Questions now remain about the future of this year’s Edinburgh TV Festival, which is set to run Aug. 26-28. A spokesperson tells Variety that the festival is “currently in discussion with sponsors and partners and reviewing options in regard to this year’s festival.”
“These are unprecedented times and we recognize how hard it has hit the TV community,” said the spokesperson. “We will continue our work to support the industry and The TV Foundation will deliver on their initiatives and schemes including the Ones to Watch, The Network and our awards which are all still open to applications.”
Fringe organizers confirmed the event’s cancellation Wednesday afternoon via a statement from Fringe chief executive Shona McCarthy, who said that, a few months ago, the idea of Edinburgh without the Fringe and other festivals would have been “totally unthinkable.”

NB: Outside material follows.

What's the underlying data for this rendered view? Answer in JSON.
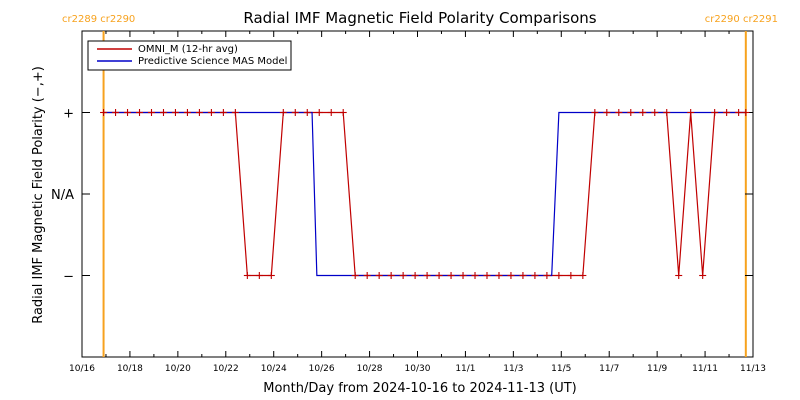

“Today’s decision that the Fringe will not go ahead as planned was not taken lightly. We have spent the past month listening to a broad cross-section of Fringe participants, as well as to government, healthcare professionals, residents and many more; however, in light of present circumstances it was unavoidable. Public health must and always will come first,” said McCarthy.
“We are working hard to mitigate the impact of this decision on Fringe artists and audience members. Today we are committing to refunding all participant registration fees, as well as refunding the Fringe tickets and Friends memberships purchased by our audience members. We are also offering participants who have already paid the alternative of rolling their show registration forward to the 2021 Fringe to cover an equivalent show listing.”
McCarthy said the Fringe and its sister festivals are working to “find new ways of uniting people under a Fringe umbrella.”
“It’s too early to say what this will look like, but we are confident that as a collective we can find a way to reach through the walls that currently surround us and inspire, cheer and connect,” she said.